Not: Bu bölüm bir geçiş bölümü, yumuş yumuş bol sevgi içerikli.

—-

"Hâlâ moralinin neden bozuk olduğunu söylemedin?" demişti Asi, yatakta Alaz'a sarılarak. Arıkan-Wyatts klanının tamamı brunch'a gitmiş, ikili yorgun oldukları gerekçesiyle gitmek istememişti. Herkes evden çıkar çıkmaz da Alaz soluğu Asi'nin yanında almıştı arsızca. Son bir saattir mayışmış bir şekilde evde sonunda tek kalabilmenin keyfini sessizce çıkarıyordu ikili. Asi kafasını takmamaya çalışıyordu fakat bağdan hissettiği titreşimi anlamlandıramıyordu, Alaz'ın canının sıkık olduğunu düşünüyordu fakat anlamlandıramadığı için konu üzerinde çok duramıyordu.

"Bunu nereden çıkardın?" diye sordu Alaz tembel bir şekilde uzanmış, Asi'nin saçlarını yavaş yavaş okşarken.

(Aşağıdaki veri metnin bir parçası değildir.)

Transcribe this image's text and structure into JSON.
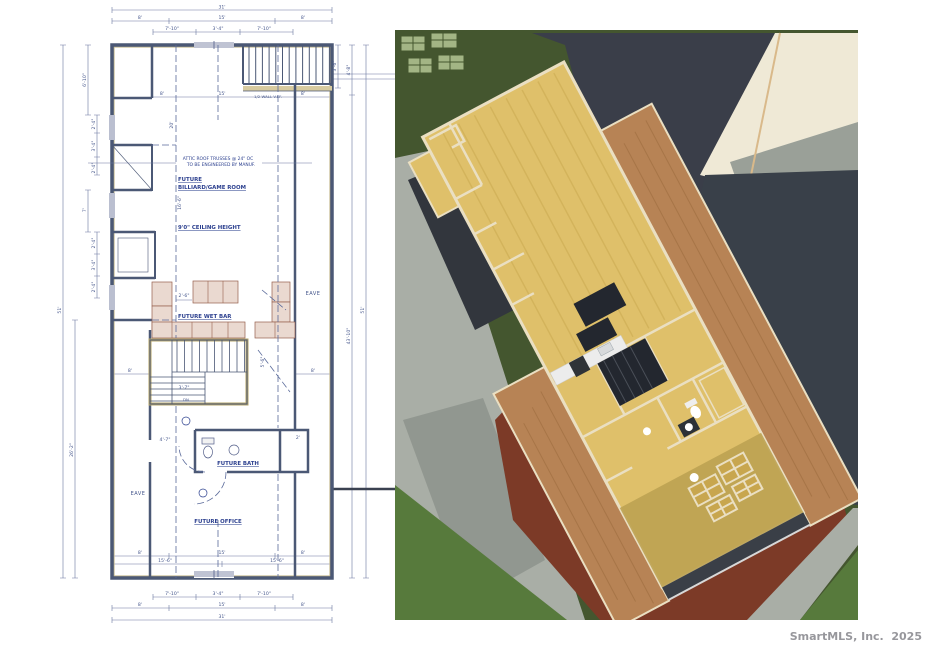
{
  "colors": {
    "plan_blue": "#2b3f8e",
    "plan_dim": "#46578c",
    "plan_wall": "#4b5875",
    "plan_tan": "#c5b98e",
    "cab_fill": "#ead9d0",
    "cab_edge": "#96604e",
    "wall_cream": "#eadfc2",
    "lawn": "#44562f",
    "lawn_light": "#577a3c",
    "beds": "#a3b585",
    "drive": "#a9aea6",
    "drive_dark": "#8d938c",
    "roof_dark": "#3a3e49",
    "cream": "#efe9d6",
    "gray_band": "#9aa098",
    "floor_wood": "#dfc06a",
    "floor_olive": "#bda252",
    "sheathing": "#b78355",
    "ground_red": "#7c3a27",
    "dark_open": "#23272f",
    "watermark": "#97979c"
  },
  "page": {
    "watermark": "SmartMLS, Inc.  2025"
  },
  "plan": {
    "rooms": {
      "future": "FUTURE",
      "billiard": "BILLIARD/GAME  ROOM",
      "ceiling": "9'0\" CEILING HEIGHT",
      "wet_bar": "FUTURE WET BAR",
      "bath": "FUTURE BATH",
      "office": "FUTURE OFFICE",
      "eave_left": "EAVE",
      "eave_right": "EAVE"
    },
    "notes": {
      "truss1": "ATTIC ROOF TRUSSES  @ 24\" OC",
      "truss2": "TO BE ENGINEERED BY MANUF.",
      "half_wall": "1/2 WALL V.I.F.",
      "dn": "DN"
    },
    "dims": {
      "t31": "31'",
      "t8l": "8'",
      "t15": "15'",
      "t8r": "8'",
      "t710l": "7'-10\"",
      "t34": "3'-4\"",
      "t710r": "7'-10\"",
      "ti8l": "8'",
      "ti15": "15'",
      "ti8r": "8'",
      "l610": "6'-10\"",
      "l24a": "2'-4\"",
      "l34a": "3'-4\"",
      "l24b": "2'-4\"",
      "l7": "7'",
      "l24c": "2'-4\"",
      "l34b": "3'-4\"",
      "l24d": "2'-4\"",
      "l262": "26'-2\"",
      "l51": "51'",
      "r36": "3'-6\"",
      "r48": "4'-8\"",
      "r4310": "43'-10\"",
      "r51": "51'",
      "i20": "20'",
      "i166": "16'-6\"",
      "i26": "2'-6\"",
      "i56": "5'-6\"",
      "i37": "3'-7\"",
      "i47": "4'-7\"",
      "i2": "2'",
      "e8l": "8'",
      "e8r": "8'",
      "bi8l": "8'",
      "bi15": "15'",
      "bi8r": "8'",
      "bi156l": "15'-6\"",
      "bi156r": "15'-6\"",
      "b710l": "7'-10\"",
      "b34": "3'-4\"",
      "b710r": "7'-10\"",
      "b8l": "8'",
      "b15": "15'",
      "b8r": "8'",
      "b31": "31'"
    }
  }
}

"Yemeğe gittiğimiz geceden beri bir haller var sende, inkâr etme, bağdan hissedebiliyorum. Ama bu hissettiğim şeyin ne olduğunu tam olarak adlandıramıyorum." demişti Asi, kafasını göğsünden kaldırıp Alaz'ın gözlerinin içine bakarak. "Ne zaman söyleyeceksin neler olduğunu? Yine deden mi? Yoksa Yaman mı? Burada kaldığın için mi kızgınlar? Gitmen mi gerekiyor?" diye de devam etmişti. Merak ediyordu Alaz'ın içini yiyen şeyin ne olduğunu, aynı zamanda son bir senedir hissettiği bu titreşimi de anlamlandırmaya çalışıyordu çılgınca. Her titreşimi çözdüğünü sanırken, bu titreşi yeni idi, o geceden beri Alaz kiminle telefonda tartıştıysa sonrasında olmuştu, biliyordu.

"Her şey yolunda sevgilim, neyim olacak? Aşık olduğum kadın kollarımda, aynı zamanda kendisi benim ruh eşim oluyor – belki tanıyor olabilirsin kendisini?" diye olayı yine bilindik bir şekilde goygoya vurmuştu Alaz. Artık Alaz'ın kullanım kılavuzunu çözdüğünü düşündüğü için de bu Alaz dilinde iki anlama gelebilirdi; ya gerçekten canını sıkan bir şey vardı ve Asi'ye bunu anlatmak istemiyordu, o yüzden de konuyu değiştirip goygoya vurmaya çalışmıştı ya da gerçekten bir şey yoktu sadece Alaz'lık yaparak direkt cevaplandırmak yerine gizem yaratmak için boş yapıyordu. Alaz'la ilgili bildiği yegâne şey günün sonunda Asi'nin kalbini kıracak bir şeyi bile isteye yapmayacağıydı, bunu netleştirmişlerdi. O yüzden de üstelememeye karar verdi Asi, anın tadını çıkarmak istiyordu.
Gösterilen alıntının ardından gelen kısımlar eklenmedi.